Is a headlock unacceptable? What about cross-country runs? James Knock on a case with huge implications

A disciplinary hearing into a headteacher who allegedly held a special needs pupil in a headlock and kicked another's feet from under him when he started to cry has been adjourned for a fourth time.

John Davies is said to have led a regime which breached the basic human rights of pupils at Swinford Manor, a residential school for boys with special needs in Ashford, Kent. He reappeared before England's General Teaching Council in Birmingham last week charged with unacceptable professional conduct.

The 58-year-old first went before the GTC last September when he was accused of using early-morning runs as punishment. His use of restraint had been likened to that used for breaking in a horse.

He appeared before the GTC again in October and March. His case has now been adjourned until July - and the verdict could have ramifications for teachers disciplining challenging pupils.

Mr Davies, who was head of the school from 1989 to 2000, is accused of using unnecessary restraint, breaching child protection procedures and not providing an appropriate level of care.

Ian Poole, from the National Association of Head Teachers, who is representing him, said: "Is every teacher to be anxious they will be asked to appear before the GTC for making children do a few press-ups?"

At one of the earlier hearings Ian Craig, Kent county council's schools and early-years officer, described the runs as abuse and drew comparisons with breaking in horses.

Bernard Allen, an expert in restraint techniques, told last week's hearing that actions taken by Mr Davies should not be taken out of context.

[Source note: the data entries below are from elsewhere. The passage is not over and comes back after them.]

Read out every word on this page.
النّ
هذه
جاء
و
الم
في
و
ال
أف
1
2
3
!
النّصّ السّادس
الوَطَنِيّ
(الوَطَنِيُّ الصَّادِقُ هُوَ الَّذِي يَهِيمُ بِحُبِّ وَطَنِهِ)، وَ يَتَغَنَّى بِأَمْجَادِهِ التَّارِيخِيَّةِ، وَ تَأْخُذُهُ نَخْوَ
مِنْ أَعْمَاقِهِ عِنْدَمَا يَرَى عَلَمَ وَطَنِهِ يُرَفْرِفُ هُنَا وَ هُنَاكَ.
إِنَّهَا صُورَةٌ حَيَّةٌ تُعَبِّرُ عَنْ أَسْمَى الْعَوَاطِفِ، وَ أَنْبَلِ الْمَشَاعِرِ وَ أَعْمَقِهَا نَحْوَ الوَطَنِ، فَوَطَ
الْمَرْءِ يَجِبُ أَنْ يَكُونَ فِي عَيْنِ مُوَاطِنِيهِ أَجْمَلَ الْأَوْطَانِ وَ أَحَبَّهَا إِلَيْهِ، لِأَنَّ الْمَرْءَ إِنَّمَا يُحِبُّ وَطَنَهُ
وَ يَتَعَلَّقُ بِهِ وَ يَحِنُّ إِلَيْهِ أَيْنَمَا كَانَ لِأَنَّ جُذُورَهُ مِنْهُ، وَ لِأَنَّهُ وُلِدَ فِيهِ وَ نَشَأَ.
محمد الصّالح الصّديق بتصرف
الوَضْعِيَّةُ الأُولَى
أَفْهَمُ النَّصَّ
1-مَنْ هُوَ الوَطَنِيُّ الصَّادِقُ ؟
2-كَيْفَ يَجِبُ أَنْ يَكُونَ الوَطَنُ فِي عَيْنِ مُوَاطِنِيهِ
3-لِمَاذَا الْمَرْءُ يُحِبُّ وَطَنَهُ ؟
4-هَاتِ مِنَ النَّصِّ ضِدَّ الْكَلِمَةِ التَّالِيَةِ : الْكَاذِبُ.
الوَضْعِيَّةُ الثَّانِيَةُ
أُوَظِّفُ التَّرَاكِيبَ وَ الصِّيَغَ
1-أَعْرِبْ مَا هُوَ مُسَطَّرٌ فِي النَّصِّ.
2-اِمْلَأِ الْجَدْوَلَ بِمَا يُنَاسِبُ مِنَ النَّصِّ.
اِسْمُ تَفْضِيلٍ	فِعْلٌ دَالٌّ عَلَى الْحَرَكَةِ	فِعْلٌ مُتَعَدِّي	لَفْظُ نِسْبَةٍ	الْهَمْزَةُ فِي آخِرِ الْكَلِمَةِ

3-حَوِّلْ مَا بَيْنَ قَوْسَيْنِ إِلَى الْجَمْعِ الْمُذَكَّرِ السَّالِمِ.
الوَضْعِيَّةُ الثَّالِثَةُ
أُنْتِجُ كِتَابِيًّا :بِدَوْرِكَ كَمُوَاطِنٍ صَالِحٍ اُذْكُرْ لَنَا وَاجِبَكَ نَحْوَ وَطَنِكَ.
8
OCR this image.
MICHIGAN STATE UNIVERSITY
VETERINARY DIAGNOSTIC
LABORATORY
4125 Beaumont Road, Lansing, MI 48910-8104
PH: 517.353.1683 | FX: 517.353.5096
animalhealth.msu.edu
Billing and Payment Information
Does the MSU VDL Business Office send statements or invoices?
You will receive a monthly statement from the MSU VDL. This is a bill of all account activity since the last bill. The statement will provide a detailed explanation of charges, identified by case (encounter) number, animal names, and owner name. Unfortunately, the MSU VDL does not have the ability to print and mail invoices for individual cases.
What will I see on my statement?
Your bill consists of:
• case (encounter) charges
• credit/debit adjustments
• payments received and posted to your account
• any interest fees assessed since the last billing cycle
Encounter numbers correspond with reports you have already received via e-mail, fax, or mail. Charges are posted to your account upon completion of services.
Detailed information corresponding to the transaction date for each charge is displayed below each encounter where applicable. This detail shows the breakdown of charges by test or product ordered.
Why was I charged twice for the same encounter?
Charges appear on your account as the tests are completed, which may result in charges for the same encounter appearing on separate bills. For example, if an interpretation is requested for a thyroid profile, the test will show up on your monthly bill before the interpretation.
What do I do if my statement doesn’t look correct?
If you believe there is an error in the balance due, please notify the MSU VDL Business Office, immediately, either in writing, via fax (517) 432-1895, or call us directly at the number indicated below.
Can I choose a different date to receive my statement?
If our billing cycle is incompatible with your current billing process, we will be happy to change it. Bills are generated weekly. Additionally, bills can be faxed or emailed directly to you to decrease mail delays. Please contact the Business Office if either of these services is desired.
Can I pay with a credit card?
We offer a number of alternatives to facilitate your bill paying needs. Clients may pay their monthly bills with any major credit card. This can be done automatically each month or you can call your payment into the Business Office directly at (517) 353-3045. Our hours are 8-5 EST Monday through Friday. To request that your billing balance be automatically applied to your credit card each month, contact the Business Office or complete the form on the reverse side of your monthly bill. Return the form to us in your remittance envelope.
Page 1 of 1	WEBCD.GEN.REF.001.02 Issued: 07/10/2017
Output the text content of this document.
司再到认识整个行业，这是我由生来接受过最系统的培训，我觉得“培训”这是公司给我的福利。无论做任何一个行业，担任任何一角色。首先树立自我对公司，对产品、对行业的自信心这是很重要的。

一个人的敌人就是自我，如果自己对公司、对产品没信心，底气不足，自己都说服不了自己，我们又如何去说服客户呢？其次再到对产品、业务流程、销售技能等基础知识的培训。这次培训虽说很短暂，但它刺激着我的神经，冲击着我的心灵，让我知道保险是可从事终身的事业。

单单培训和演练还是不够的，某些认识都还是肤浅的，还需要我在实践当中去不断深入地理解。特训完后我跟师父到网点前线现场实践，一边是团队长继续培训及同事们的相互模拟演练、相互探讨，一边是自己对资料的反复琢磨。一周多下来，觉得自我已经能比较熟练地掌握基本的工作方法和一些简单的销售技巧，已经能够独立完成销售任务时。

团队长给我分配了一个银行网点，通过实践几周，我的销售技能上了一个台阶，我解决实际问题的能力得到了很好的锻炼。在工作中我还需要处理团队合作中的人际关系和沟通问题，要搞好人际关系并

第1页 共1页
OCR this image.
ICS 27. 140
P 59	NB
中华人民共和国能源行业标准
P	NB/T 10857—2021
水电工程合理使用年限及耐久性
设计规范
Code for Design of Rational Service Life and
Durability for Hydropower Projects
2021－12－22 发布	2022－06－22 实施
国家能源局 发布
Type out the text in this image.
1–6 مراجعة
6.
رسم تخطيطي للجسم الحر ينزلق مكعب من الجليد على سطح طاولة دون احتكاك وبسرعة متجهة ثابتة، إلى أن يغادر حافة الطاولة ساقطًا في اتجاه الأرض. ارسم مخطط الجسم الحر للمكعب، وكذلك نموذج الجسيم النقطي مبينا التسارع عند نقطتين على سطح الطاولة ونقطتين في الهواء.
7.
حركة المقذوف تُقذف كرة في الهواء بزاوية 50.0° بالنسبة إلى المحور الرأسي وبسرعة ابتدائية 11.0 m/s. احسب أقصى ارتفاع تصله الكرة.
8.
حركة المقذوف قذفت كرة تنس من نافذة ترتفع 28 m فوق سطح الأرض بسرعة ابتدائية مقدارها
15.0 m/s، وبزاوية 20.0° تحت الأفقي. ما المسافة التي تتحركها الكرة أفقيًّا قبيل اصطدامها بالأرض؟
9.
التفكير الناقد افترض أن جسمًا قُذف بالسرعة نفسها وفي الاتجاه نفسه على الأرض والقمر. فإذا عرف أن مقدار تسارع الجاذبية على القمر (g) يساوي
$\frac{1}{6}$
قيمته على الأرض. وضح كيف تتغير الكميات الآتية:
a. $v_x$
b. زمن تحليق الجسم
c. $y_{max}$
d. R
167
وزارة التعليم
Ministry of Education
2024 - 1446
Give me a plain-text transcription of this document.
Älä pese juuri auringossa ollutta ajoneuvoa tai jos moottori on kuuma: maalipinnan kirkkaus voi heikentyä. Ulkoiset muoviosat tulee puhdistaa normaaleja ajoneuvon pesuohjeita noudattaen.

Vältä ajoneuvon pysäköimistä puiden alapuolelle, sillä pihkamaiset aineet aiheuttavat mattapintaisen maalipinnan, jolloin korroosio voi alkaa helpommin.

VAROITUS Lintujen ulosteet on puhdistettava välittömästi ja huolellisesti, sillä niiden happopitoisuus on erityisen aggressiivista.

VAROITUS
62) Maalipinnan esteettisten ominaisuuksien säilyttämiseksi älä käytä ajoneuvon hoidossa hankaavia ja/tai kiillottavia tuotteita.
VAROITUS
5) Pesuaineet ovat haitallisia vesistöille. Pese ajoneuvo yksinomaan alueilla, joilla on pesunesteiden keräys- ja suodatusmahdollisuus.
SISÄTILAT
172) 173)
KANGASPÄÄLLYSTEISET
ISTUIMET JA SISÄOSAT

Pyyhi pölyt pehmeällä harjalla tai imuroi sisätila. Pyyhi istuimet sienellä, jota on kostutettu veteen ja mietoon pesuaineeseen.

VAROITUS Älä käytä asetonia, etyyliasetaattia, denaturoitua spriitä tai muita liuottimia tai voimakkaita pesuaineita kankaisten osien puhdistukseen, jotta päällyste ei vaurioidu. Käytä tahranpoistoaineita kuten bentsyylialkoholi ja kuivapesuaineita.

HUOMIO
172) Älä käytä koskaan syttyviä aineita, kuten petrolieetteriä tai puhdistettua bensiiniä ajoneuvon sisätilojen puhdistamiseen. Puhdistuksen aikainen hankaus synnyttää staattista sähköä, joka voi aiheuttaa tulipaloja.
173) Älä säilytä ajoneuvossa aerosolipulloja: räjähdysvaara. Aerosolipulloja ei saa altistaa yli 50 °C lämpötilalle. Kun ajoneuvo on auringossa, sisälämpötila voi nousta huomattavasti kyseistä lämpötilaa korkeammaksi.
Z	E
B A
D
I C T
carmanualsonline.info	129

He suggested Mr Davies, who has been a teacher for 30 years, was only following national guidelines. "I don't agree with it but that is what they were being told to do. That would not be what we would impose as good practice now, but it clearly was then."

Swinford Manor, a school for boys aged between 10 and 16, was rated as outstanding by inspectors in 1996 and awarded beacon status in 1998.

John Woodhouse, a chartered psychologist, was part of the inspection team.

He told the disciplinary hearing: "It was not the sort of school where you would expect restrictions to be going on.

"I know my report seems like a eulogy but I don't write lightly. I can be harsh and I can be supportive but this was a school I was very supportive of."

Mr Davies said he had run an exceptional school for difficult boys. He was suspended after an investigation by Kent county council following a complaint from a parent.

At one of the earlier hearings Mr Davies admitted using early- morning runs as punishment and said: "If taking kids for cross-country runs is physical abuse, the GTC has a job for life."